= Chromatid =

One half of a duplicated chromosome

In the diagram, (1) refers to a chromatid: 1-half of two identical threadlike strands of a replicated chromosome. During cell division, the identical copies (called a "sister chromatid pair") are joined at the region called the centromere (2). Once the paired sister chromatids have separated from one another (in the anaphase of mitosis) each is known as a daughter chromosome. The short arm of the right chromatid (3), and the long arm of the right chromatid (4), are also marked.

Schematic karyogram of the human chromosomes, showing their usual state in the G_{0} and G_{1} phase of the cell cycle. At top center it also shows the chromosome 3 pair in metaphase (annotated as "Meta."), which takes place after having undergone DNA synthesis which occurs in the S phase (annotated as S) of the cell cycle. During metaphase, each chromosome is duplicated into sister chromatids.

A chromatid (Greek khrōmat- 'color' + -id) is one half of a duplicated chromosome. Before replication, one chromosome is composed of one DNA molecule. In replication, the DNA molecule is copied, and the two molecules are known as chromatids. During the later stages of cell division these chromatids separate longitudinally to become individual chromosomes.

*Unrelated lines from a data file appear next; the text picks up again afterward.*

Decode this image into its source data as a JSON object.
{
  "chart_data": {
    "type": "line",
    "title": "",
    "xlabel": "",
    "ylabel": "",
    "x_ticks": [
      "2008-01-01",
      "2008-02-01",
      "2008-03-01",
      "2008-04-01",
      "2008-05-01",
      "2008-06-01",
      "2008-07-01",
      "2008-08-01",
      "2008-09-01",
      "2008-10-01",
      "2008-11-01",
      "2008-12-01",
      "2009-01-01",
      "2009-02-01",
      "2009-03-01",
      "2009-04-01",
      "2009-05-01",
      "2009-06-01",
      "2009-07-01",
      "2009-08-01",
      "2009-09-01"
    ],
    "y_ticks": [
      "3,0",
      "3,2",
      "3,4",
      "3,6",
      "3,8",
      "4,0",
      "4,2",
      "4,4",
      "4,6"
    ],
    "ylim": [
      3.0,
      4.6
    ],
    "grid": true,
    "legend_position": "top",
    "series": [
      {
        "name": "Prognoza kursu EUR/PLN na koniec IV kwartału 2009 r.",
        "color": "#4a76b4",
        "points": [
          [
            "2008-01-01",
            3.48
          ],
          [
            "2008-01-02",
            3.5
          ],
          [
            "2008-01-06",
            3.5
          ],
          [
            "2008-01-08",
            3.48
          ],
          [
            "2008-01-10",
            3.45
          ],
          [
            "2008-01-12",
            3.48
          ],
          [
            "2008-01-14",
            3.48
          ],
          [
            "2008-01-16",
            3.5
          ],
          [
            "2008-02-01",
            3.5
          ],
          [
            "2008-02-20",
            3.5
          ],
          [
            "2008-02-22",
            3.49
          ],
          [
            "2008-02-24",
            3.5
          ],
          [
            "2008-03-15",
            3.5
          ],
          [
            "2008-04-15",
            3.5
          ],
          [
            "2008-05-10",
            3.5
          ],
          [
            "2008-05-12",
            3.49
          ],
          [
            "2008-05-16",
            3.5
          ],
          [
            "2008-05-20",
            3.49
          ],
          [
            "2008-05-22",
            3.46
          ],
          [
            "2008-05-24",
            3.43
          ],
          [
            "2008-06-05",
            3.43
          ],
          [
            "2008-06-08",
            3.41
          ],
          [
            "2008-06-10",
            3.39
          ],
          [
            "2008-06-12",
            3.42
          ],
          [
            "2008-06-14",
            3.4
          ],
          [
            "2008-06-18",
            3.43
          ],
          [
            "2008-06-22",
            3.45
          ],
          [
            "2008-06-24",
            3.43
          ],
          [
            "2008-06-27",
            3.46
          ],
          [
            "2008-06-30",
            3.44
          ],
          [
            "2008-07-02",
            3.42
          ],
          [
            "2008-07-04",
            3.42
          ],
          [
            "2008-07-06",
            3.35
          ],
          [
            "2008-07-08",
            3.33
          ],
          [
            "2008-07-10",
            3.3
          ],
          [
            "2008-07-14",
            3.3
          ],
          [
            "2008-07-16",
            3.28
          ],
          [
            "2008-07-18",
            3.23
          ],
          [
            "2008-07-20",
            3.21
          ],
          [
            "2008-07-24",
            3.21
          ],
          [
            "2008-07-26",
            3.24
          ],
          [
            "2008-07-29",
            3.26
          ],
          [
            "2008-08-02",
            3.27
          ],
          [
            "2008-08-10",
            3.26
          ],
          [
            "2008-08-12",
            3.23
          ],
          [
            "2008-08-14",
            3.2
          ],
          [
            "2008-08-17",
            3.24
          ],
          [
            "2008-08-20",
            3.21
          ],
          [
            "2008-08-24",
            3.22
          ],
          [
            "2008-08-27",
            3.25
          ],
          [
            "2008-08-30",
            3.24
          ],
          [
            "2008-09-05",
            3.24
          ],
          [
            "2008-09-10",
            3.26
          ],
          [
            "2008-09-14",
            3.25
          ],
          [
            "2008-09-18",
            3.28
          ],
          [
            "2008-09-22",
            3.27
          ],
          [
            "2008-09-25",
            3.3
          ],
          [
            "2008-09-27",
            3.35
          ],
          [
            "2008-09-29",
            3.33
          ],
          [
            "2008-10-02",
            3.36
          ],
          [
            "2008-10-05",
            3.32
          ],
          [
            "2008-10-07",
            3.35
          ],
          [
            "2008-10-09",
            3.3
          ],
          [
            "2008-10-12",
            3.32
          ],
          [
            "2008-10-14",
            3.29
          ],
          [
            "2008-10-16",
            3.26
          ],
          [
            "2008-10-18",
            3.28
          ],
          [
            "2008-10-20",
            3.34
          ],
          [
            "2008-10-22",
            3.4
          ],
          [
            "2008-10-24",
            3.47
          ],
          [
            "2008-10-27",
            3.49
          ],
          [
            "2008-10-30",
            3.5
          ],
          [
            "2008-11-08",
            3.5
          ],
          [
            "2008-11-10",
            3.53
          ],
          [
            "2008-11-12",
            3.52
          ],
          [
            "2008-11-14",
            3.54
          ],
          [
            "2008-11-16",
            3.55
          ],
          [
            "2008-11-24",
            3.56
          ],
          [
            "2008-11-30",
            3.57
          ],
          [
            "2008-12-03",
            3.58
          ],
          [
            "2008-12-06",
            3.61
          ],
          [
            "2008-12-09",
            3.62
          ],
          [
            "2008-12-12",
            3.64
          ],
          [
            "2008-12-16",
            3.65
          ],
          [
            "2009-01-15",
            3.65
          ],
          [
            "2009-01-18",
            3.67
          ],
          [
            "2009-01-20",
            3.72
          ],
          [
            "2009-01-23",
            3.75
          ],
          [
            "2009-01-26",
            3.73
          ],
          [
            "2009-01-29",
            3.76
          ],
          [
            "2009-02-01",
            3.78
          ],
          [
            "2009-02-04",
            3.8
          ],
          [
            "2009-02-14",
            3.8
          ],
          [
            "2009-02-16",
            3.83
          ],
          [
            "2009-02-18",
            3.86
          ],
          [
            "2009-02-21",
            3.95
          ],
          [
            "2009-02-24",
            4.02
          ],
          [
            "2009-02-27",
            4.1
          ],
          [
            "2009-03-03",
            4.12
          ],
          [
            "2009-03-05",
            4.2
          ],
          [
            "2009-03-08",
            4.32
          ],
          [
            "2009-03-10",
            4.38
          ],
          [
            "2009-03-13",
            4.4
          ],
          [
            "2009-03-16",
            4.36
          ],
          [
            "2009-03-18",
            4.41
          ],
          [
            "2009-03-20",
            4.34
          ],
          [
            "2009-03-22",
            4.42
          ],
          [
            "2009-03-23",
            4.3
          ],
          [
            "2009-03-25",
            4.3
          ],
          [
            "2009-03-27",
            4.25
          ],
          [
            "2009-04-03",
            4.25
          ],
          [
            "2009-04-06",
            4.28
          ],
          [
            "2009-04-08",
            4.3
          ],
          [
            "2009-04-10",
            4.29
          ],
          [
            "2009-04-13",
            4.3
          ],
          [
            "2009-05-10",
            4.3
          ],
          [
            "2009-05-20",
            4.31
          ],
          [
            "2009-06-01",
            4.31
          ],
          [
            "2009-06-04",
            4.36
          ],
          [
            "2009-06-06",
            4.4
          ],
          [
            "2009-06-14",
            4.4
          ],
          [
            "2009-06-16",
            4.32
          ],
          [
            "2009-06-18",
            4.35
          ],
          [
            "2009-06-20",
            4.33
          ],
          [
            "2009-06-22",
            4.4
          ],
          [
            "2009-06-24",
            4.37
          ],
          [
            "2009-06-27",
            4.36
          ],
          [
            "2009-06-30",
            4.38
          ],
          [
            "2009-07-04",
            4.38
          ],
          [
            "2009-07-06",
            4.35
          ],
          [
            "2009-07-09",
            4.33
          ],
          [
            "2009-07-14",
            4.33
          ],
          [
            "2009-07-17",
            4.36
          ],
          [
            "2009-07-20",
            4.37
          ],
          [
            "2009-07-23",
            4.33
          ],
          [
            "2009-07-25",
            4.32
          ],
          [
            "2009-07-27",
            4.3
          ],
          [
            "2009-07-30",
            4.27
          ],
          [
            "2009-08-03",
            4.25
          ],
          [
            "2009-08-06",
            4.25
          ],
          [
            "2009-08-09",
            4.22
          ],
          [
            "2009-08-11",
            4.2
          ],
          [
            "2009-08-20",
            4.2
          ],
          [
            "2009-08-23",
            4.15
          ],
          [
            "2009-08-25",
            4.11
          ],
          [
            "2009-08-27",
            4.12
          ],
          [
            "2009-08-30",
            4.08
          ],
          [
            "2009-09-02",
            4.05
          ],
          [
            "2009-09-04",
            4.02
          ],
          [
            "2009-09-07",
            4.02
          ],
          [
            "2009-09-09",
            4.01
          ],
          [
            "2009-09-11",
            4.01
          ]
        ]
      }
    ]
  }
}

Chromatid pairs are normally genetically identical, and said to be homozygous. However, if mutations occur, they will present slight differences, in which case they are heterozygous. The pairing of chromatids should not be confused with the ploidy of an organism, which is the number of homologous versions of a chromosome.

==Sister chromatids==

Condensation and resolution of human sister chromatids in early mitosis

Chromatids may be sister or non-sister chromatids. A sister chromatid is either one of the two chromatids of the same chromosome joined together by a common centromere. A pair of sister chromatids is called a dyad. Once sister chromatids have separated (during the anaphase of mitosis or the anaphase II of meiosis during sexual reproduction), they are again called chromosomes, each having the same genetic mass as one of the individual chromatids that made up its parent. The DNA sequence of two sister chromatids is completely identical (apart from very rare DNA copying errors).

Sister chromatid exchange (SCE) is the exchange of genetic information between two sister chromatids. SCEs can occur during mitosis or meiosis. SCEs appear to primarily reflect DNA recombinational repair processes responding to DNA damage (see article Sister chromatid exchange).

Non-sister chromatids, on the other hand, refers to either of the two chromatids of paired homologous chromosomes, that is, the pairing of a paternal chromosome and a maternal chromosome. In chromosomal crossovers, non-sister (homologous) chromatids form chiasmata to exchange genetic material during the prophase I of meiosis (See Homologous chromosome pair).